The crowded neighbourhood, called Lawan Bukar, is close to the palace of the region's traditional ruler, the Shehu of Borno.
It was also the site of a recent attack by suspected Boko Haram members in which two civilians were beheaded and a politician shot dead.
In Kano, Boko Haram suspects shot and killed a retired senior federal policeman and two other officers.
Nigeria faces a growing wave of sectarian violence carried out by Boko Haram. The sect's name translates as "Western education is sacrilege" in the Hausa language of Nigeria's predominantly Muslim north.

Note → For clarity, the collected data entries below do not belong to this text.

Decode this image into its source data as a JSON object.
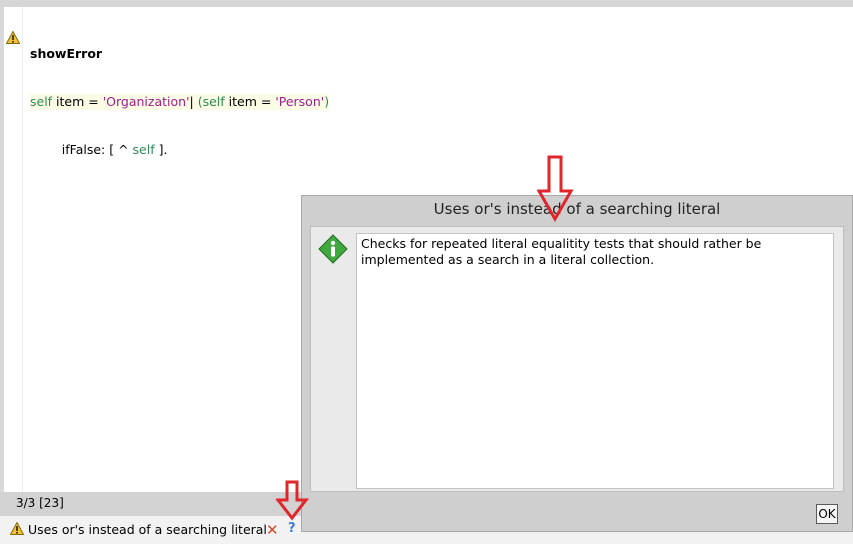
{
  "editor": {
    "selector": "showError",
    "line2": {
      "kw1": "self",
      "t1": " item = ",
      "s1": "'Organization'",
      "t2": "| ",
      "p1": "(",
      "kw2": "self",
      "t3": " item = ",
      "s2": "'Person'",
      "p2": ")"
    },
    "line3": {
      "indent": "        ",
      "t1": "ifFalse: [ ^ ",
      "kw": "self",
      "t2": " ]."
    }
  },
  "status": {
    "position": "3/3 [23]"
  },
  "critique": {
    "label": "Uses or's instead of a searching literal",
    "dismiss_icon": "close-icon",
    "help_icon": "help-icon",
    "help_glyph": "?"
  },
  "dialog": {
    "title": "Uses or's instead of a searching literal",
    "body": "Checks for repeated literal equalitity tests that should rather be implemented as a search in a literal collection.",
    "ok_label": "OK",
    "icon": "info-icon"
  },
  "colors": {
    "keyword": "#2e8b57",
    "string": "#a0208a",
    "annotation_arrow": "#e0262b"
  }
}
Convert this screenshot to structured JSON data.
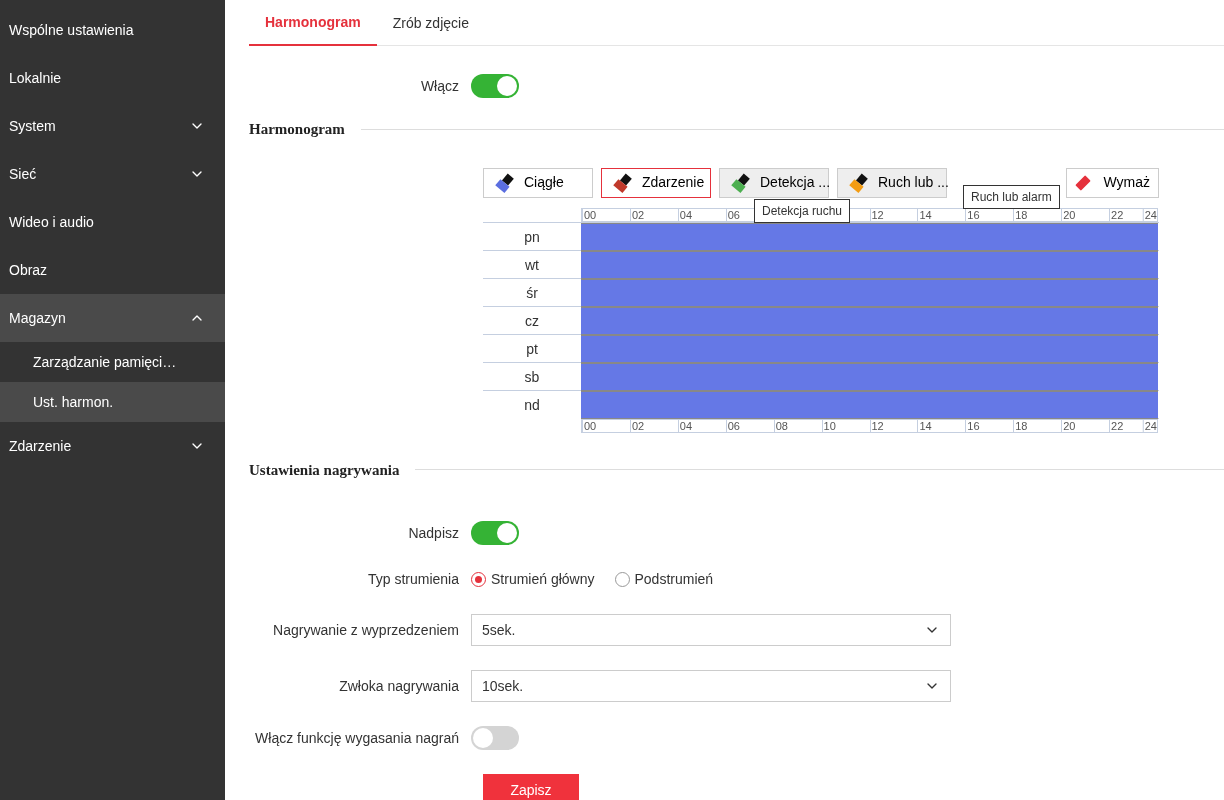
{
  "sidebar": {
    "items": [
      {
        "label": "Wspólne ustawienia"
      },
      {
        "label": "Lokalnie"
      },
      {
        "label": "System",
        "expanded": false
      },
      {
        "label": "Sieć",
        "expanded": false
      },
      {
        "label": "Wideo i audio"
      },
      {
        "label": "Obraz"
      },
      {
        "label": "Magazyn",
        "expanded": true,
        "children": [
          {
            "label": "Zarządzanie pamięci…",
            "selected": false
          },
          {
            "label": "Ust. harmon.",
            "selected": true
          }
        ]
      },
      {
        "label": "Zdarzenie",
        "expanded": false
      }
    ]
  },
  "tabs": [
    {
      "label": "Harmonogram",
      "selected": true
    },
    {
      "label": "Zrób zdjęcie",
      "selected": false
    }
  ],
  "enable": {
    "label": "Włącz",
    "on": true
  },
  "schedule": {
    "title": "Harmonogram",
    "tools": [
      {
        "label": "Ciągłe",
        "color": "#5b6ee0",
        "selected": false,
        "hovered": false
      },
      {
        "label": "Zdarzenie",
        "color": "#c0392b",
        "selected": true,
        "hovered": false
      },
      {
        "label": "Detekcja ...",
        "color": "#4caf50",
        "selected": false,
        "hovered": true,
        "tooltip": {
          "text": "Detekcja ruchu",
          "kind": "below"
        }
      },
      {
        "label": "Ruch lub ...",
        "color": "#f39c12",
        "selected": false,
        "hovered": true,
        "tooltip": {
          "text": "Ruch lub alarm",
          "kind": "beside"
        }
      }
    ],
    "erase": {
      "label": "Wymaż"
    },
    "hours_top": [
      {
        "label": "00",
        "covered": false
      },
      {
        "label": "02",
        "covered": false
      },
      {
        "label": "04",
        "covered": false
      },
      {
        "label": "06",
        "covered": false
      },
      {
        "covered": true
      },
      {
        "covered": true
      },
      {
        "label": "12",
        "covered": false
      },
      {
        "label": "14",
        "covered": false
      },
      {
        "label": "16",
        "covered": false
      },
      {
        "label": "18",
        "covered": false
      },
      {
        "label": "20",
        "covered": false
      },
      {
        "label": "22",
        "covered": false
      },
      {
        "label": "24",
        "covered": false
      }
    ],
    "hours_bottom": [
      {
        "label": "00",
        "covered": false
      },
      {
        "label": "02",
        "covered": false
      },
      {
        "label": "04",
        "covered": false
      },
      {
        "label": "06",
        "covered": false
      },
      {
        "label": "08",
        "covered": false
      },
      {
        "label": "10",
        "covered": false
      },
      {
        "label": "12",
        "covered": false
      },
      {
        "label": "14",
        "covered": false
      },
      {
        "label": "16",
        "covered": false
      },
      {
        "label": "18",
        "covered": false
      },
      {
        "label": "20",
        "covered": false
      },
      {
        "label": "22",
        "covered": false
      },
      {
        "label": "24",
        "covered": false
      }
    ],
    "days": [
      {
        "label": "pn",
        "level": 1
      },
      {
        "label": "wt",
        "level": 1
      },
      {
        "label": "śr",
        "level": 1
      },
      {
        "label": "cz",
        "level": 1
      },
      {
        "label": "pt",
        "level": 1
      },
      {
        "label": "sb",
        "level": 1
      },
      {
        "label": "nd",
        "level": 1
      }
    ]
  },
  "recording": {
    "title": "Ustawienia nagrywania",
    "overwrite": {
      "label": "Nadpisz",
      "on": true
    },
    "stream": {
      "label": "Typ strumienia",
      "options": [
        {
          "label": "Strumień główny",
          "selected": true
        },
        {
          "label": "Podstrumień",
          "selected": false
        }
      ]
    },
    "prerecord": {
      "label": "Nagrywanie z wyprzedzeniem",
      "value": "5sek."
    },
    "delay": {
      "label": "Zwłoka nagrywania",
      "value": "10sek."
    },
    "expiry": {
      "label": "Włącz funkcję wygasania nagrań",
      "on": false
    },
    "save": "Zapisz"
  }
}
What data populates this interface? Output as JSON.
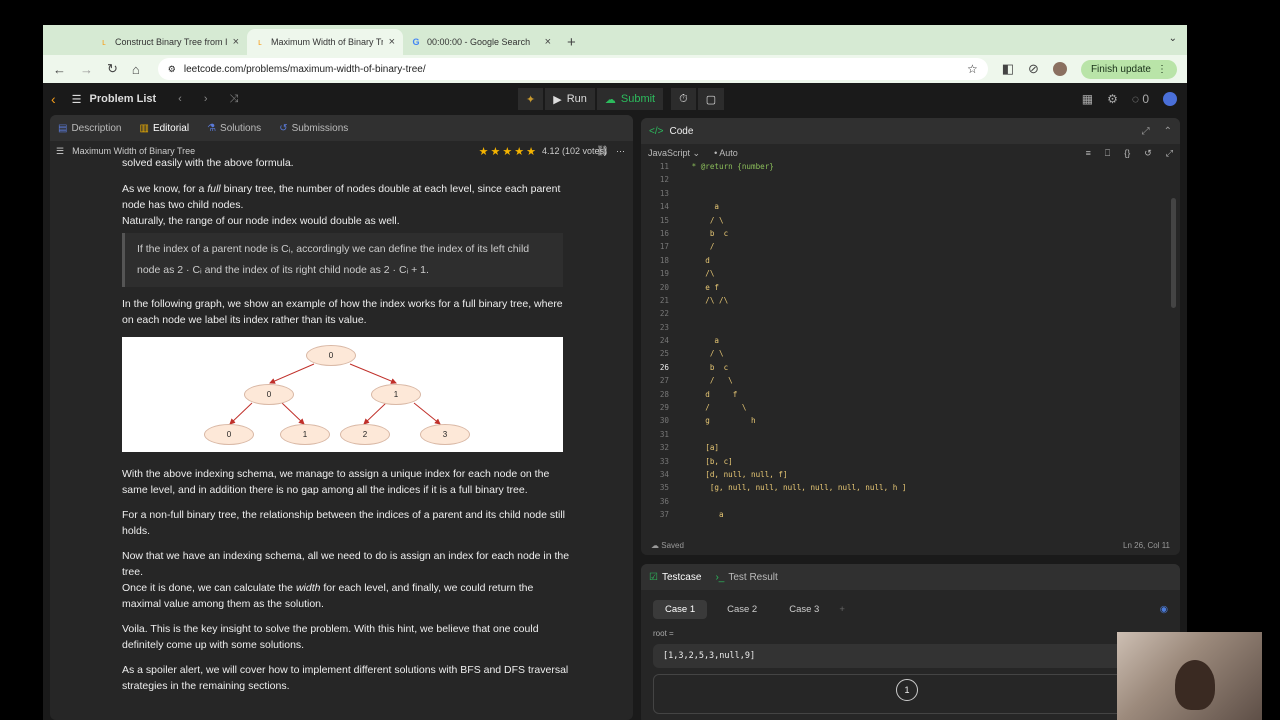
{
  "tabs": [
    {
      "title": "Construct Binary Tree from In",
      "icon": "leetcode-icon",
      "active": false
    },
    {
      "title": "Maximum Width of Binary Tre",
      "icon": "leetcode-icon",
      "active": true
    },
    {
      "title": "00:00:00 - Google Search",
      "icon": "google-icon",
      "active": false
    }
  ],
  "url": "leetcode.com/problems/maximum-width-of-binary-tree/",
  "finish_update": "Finish update",
  "nav": {
    "problem_list": "Problem List",
    "run": "Run",
    "submit": "Submit",
    "notif_count": "0"
  },
  "left": {
    "tabs": [
      "Description",
      "Editorial",
      "Solutions",
      "Submissions"
    ],
    "title": "Maximum Width of Binary Tree",
    "rating": "4.12 (102 votes)",
    "p0": "solved easily with the above formula.",
    "p1a": "As we know, for a ",
    "p1b": "full",
    "p1c": " binary tree, the number of nodes double at each level, since each parent node has two child nodes.",
    "p1d": "Naturally, the range of our node index would double as well.",
    "q1": "If the index of a parent node is Cᵢ, accordingly we can define the index of its left child",
    "q2": "node as 2 · Cᵢ and the index of its right child node as 2 · Cᵢ + 1.",
    "p2": "In the following graph, we show an example of how the index works for a full binary tree, where on each node we label its index rather than its value.",
    "graph_nodes": [
      "0",
      "0",
      "1",
      "0",
      "1",
      "2",
      "3"
    ],
    "p3": "With the above indexing schema, we manage to assign a unique index for each node on the same level, and in addition there is no gap among all the indices if it is a full binary tree.",
    "p4": "For a non-full binary tree, the relationship between the indices of a parent and its child node still holds.",
    "p5": "Now that we have an indexing schema, all we need to do is assign an index for each node in the tree.",
    "p6a": "Once it is done, we can calculate the ",
    "p6b": "width",
    "p6c": " for each level, and finally, we could return the maximal value among them as the solution.",
    "p7": "Voila. This is the key insight to solve the problem. With this hint, we believe that one could definitely come up with some solutions.",
    "p8": "As a spoiler alert, we will cover how to implement different solutions with BFS and DFS traversal strategies in the remaining sections."
  },
  "editor": {
    "title": "Code",
    "language": "JavaScript",
    "mode": "Auto",
    "status": "Saved",
    "cursor": "Ln 26, Col 11",
    "lines": [
      {
        "n": "11",
        "t": " * @return {number}"
      },
      {
        "n": "12",
        "t": ""
      },
      {
        "n": "13",
        "t": ""
      },
      {
        "n": "14",
        "t": "      a"
      },
      {
        "n": "15",
        "t": "     / \\"
      },
      {
        "n": "16",
        "t": "     b  c"
      },
      {
        "n": "17",
        "t": "     /"
      },
      {
        "n": "18",
        "t": "    d"
      },
      {
        "n": "19",
        "t": "    /\\"
      },
      {
        "n": "20",
        "t": "    e f"
      },
      {
        "n": "21",
        "t": "    /\\ /\\"
      },
      {
        "n": "22",
        "t": ""
      },
      {
        "n": "23",
        "t": ""
      },
      {
        "n": "24",
        "t": "      a"
      },
      {
        "n": "25",
        "t": "     / \\"
      },
      {
        "n": "26",
        "t": "     b  c"
      },
      {
        "n": "27",
        "t": "     /   \\"
      },
      {
        "n": "28",
        "t": "    d     f"
      },
      {
        "n": "29",
        "t": "    /       \\"
      },
      {
        "n": "30",
        "t": "    g         h"
      },
      {
        "n": "31",
        "t": ""
      },
      {
        "n": "32",
        "t": "    [a]"
      },
      {
        "n": "33",
        "t": "    [b, c]"
      },
      {
        "n": "34",
        "t": "    [d, null, null, f]"
      },
      {
        "n": "35",
        "t": "     [g, null, null, null, null, null, null, h ]"
      },
      {
        "n": "36",
        "t": ""
      },
      {
        "n": "37",
        "t": "       a"
      }
    ]
  },
  "testcase": {
    "tabs": [
      "Testcase",
      "Test Result"
    ],
    "cases": [
      "Case 1",
      "Case 2",
      "Case 3"
    ],
    "root_label": "root =",
    "root_value": "[1,3,2,5,3,null,9]",
    "preview_node": "1"
  }
}
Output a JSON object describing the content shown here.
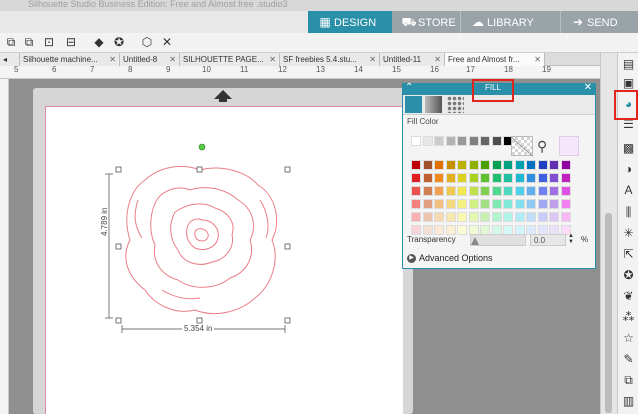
{
  "window": {
    "title": "Silhouette Studio Business Edition: Free and Almost free .studio3"
  },
  "nav": [
    {
      "label": "DESIGN",
      "icon": "grid-icon",
      "active": true
    },
    {
      "label": "STORE",
      "icon": "cart-icon"
    },
    {
      "label": "LIBRARY",
      "icon": "cloud-icon"
    },
    {
      "label": "SEND",
      "icon": "send-icon"
    }
  ],
  "doc_tabs": [
    {
      "label": "Silhouette machine..."
    },
    {
      "label": "Untitled-8"
    },
    {
      "label": "SILHOUETTE PAGE..."
    },
    {
      "label": "SF freebies 5.4.stu..."
    },
    {
      "label": "Untitled-11"
    },
    {
      "label": "Free and Almost fr...",
      "active": true
    }
  ],
  "ruler": {
    "ticks": [
      "5",
      "6",
      "7",
      "8",
      "9",
      "10",
      "11",
      "12",
      "13",
      "14",
      "15",
      "16",
      "17",
      "18",
      "19"
    ]
  },
  "fill_panel": {
    "title": "FILL",
    "section_label": "Fill Color",
    "transparency_label": "Transparency",
    "transparency_value": "0.0",
    "transparency_unit": "%",
    "advanced_label": "Advanced Options",
    "greys": [
      "#ffffff",
      "#e6e6e6",
      "#cccccc",
      "#b3b3b3",
      "#999999",
      "#808080",
      "#666666",
      "#4d4d4d",
      "#000000"
    ],
    "colors": [
      [
        "#c00000",
        "#a0522d",
        "#e07000",
        "#c89000",
        "#bdb000",
        "#8fb000",
        "#4aa000",
        "#00a050",
        "#00a080",
        "#00a0b0",
        "#0070c0",
        "#2040c0",
        "#6030b0",
        "#9000a0"
      ],
      [
        "#e02020",
        "#c06030",
        "#f08a20",
        "#e0b020",
        "#dcd020",
        "#a8d020",
        "#60c030",
        "#20c070",
        "#20c0a0",
        "#20b8d0",
        "#3090e0",
        "#4060e0",
        "#8050d0",
        "#c020c0"
      ],
      [
        "#f05050",
        "#d08050",
        "#f0a050",
        "#f0c850",
        "#f0e850",
        "#c0e050",
        "#80d050",
        "#50d890",
        "#50d8c0",
        "#50d0e8",
        "#60b0f0",
        "#7080f0",
        "#a070e0",
        "#e050e0"
      ],
      [
        "#f48080",
        "#e0a080",
        "#f4c080",
        "#f4d880",
        "#f4f080",
        "#d0f080",
        "#a0e080",
        "#80e8b0",
        "#80e8d8",
        "#80e0f0",
        "#90c8f4",
        "#a0a8f4",
        "#c0a0ec",
        "#f080f0"
      ],
      [
        "#f8b0b0",
        "#ecc4b0",
        "#f8dab0",
        "#f8e8b0",
        "#f8f8b0",
        "#e4f8b0",
        "#c8f0b0",
        "#b0f4d0",
        "#b0f4ec",
        "#b0ecf8",
        "#c0dcf8",
        "#c8ccf8",
        "#dcc8f4",
        "#f8b8f8"
      ],
      [
        "#f8d4d4",
        "#f4e0d4",
        "#fce8d4",
        "#fcf0d4",
        "#fcfcd4",
        "#eefcd4",
        "#e0f8d4",
        "#d4f8e8",
        "#d4f8f4",
        "#d4f4fc",
        "#dceafc",
        "#e0e4fc",
        "#ece0f8",
        "#fcdcfc"
      ]
    ],
    "custom_color": "#f5e6f9"
  },
  "dimensions": {
    "height": "4.789 in",
    "width": "5.354 in"
  },
  "colors": {
    "accent": "#2a8fa8",
    "highlight": "#e0251b",
    "cut_line": "#ea7d86",
    "mat_border": "#e08a9a"
  }
}
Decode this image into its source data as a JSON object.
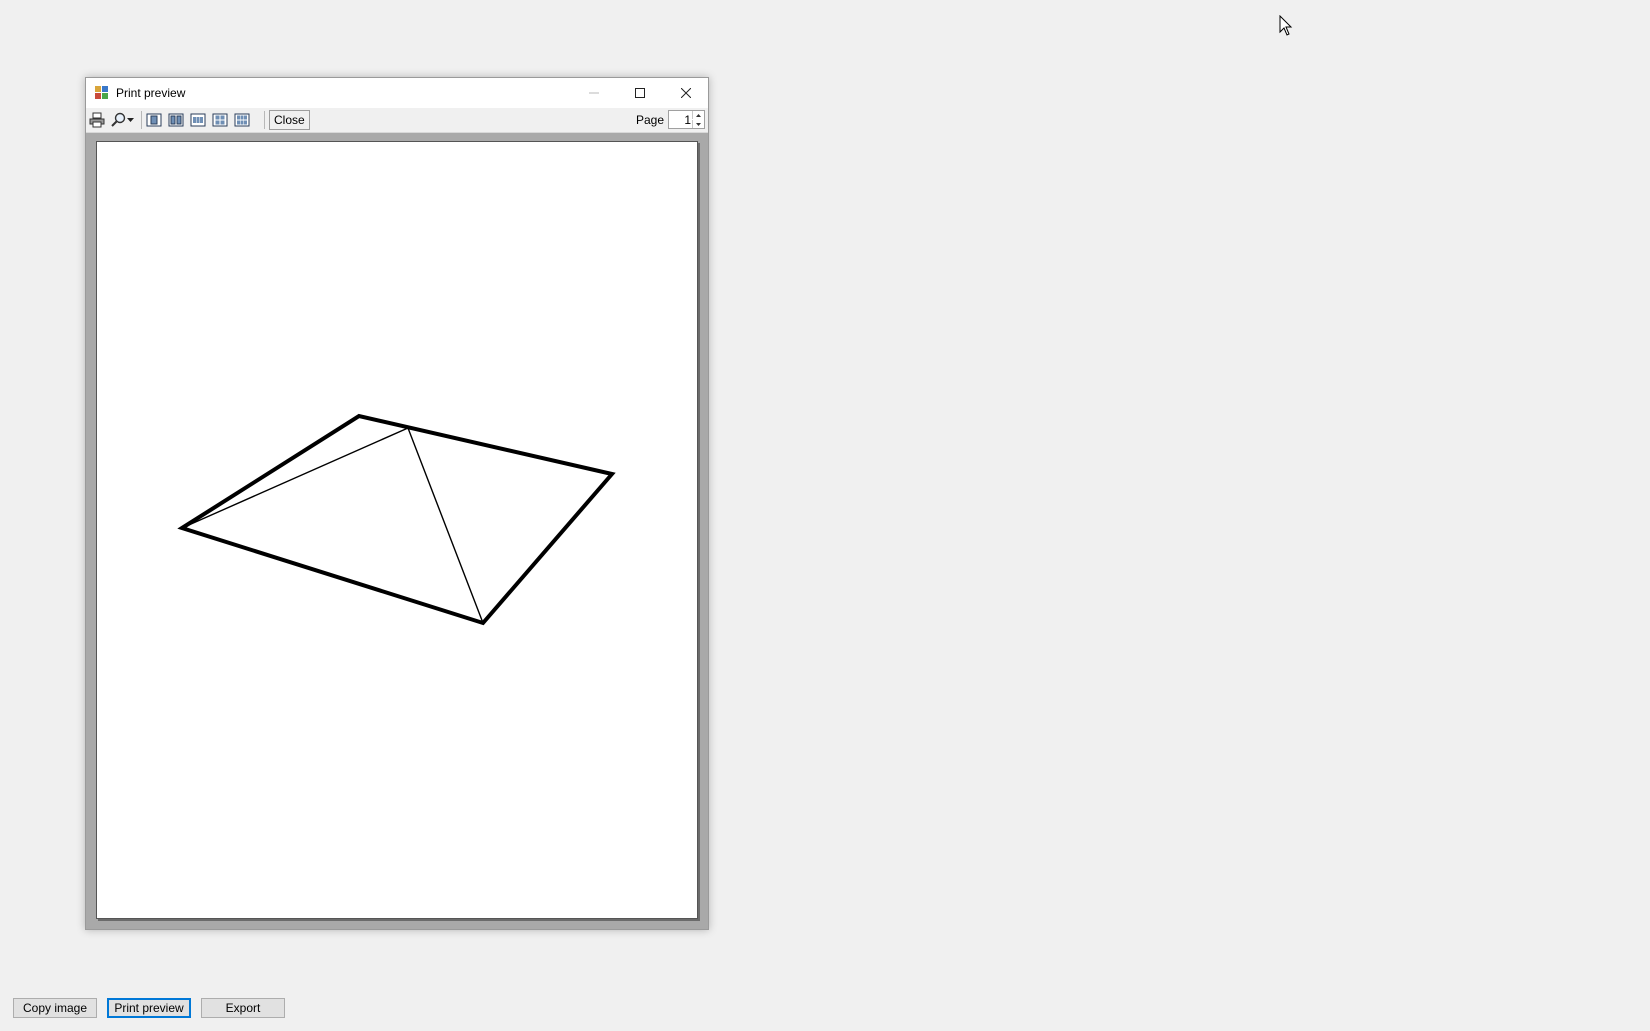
{
  "window": {
    "title": "Print preview",
    "controls": {
      "minimize": "—",
      "maximize": "☐",
      "close": "✕"
    }
  },
  "toolbar": {
    "icons": [
      "print-icon",
      "zoom-icon",
      "dropdown-arrow-icon",
      "one-page-icon",
      "two-pages-icon",
      "three-pages-icon",
      "four-pages-icon",
      "six-pages-icon"
    ],
    "close_label": "Close",
    "page_label": "Page",
    "page_value": "1"
  },
  "bottom_buttons": {
    "copy_image": "Copy image",
    "print_preview": "Print preview",
    "export": "Export"
  },
  "colors": {
    "background": "#f0f0f0",
    "preview_background": "#a9a9a9",
    "focus_accent": "#0078d7"
  }
}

The sect has been blamed for killing more than 560 people this year alone, according to the Associated Press. Targets have included churches, often attacked by suicide car bombers.
Boko Haram, which speaks to journalists through telephone conference calls at times of its choosing, could not be reached for comment on Tuesday.
The sect most recently claimed responsibility for a suicide car bombing at a church in the northern state of Bauchi on Sunday. That attack killed at least 15 people and wounded dozens more.
Nigeria, a nation of 160 million people, is divided between the largely Muslim north and the Christian south.
Boko Haram attacks have inflamed tensions between the two religions, though many in the two faiths live peacefully with each other and intermarry.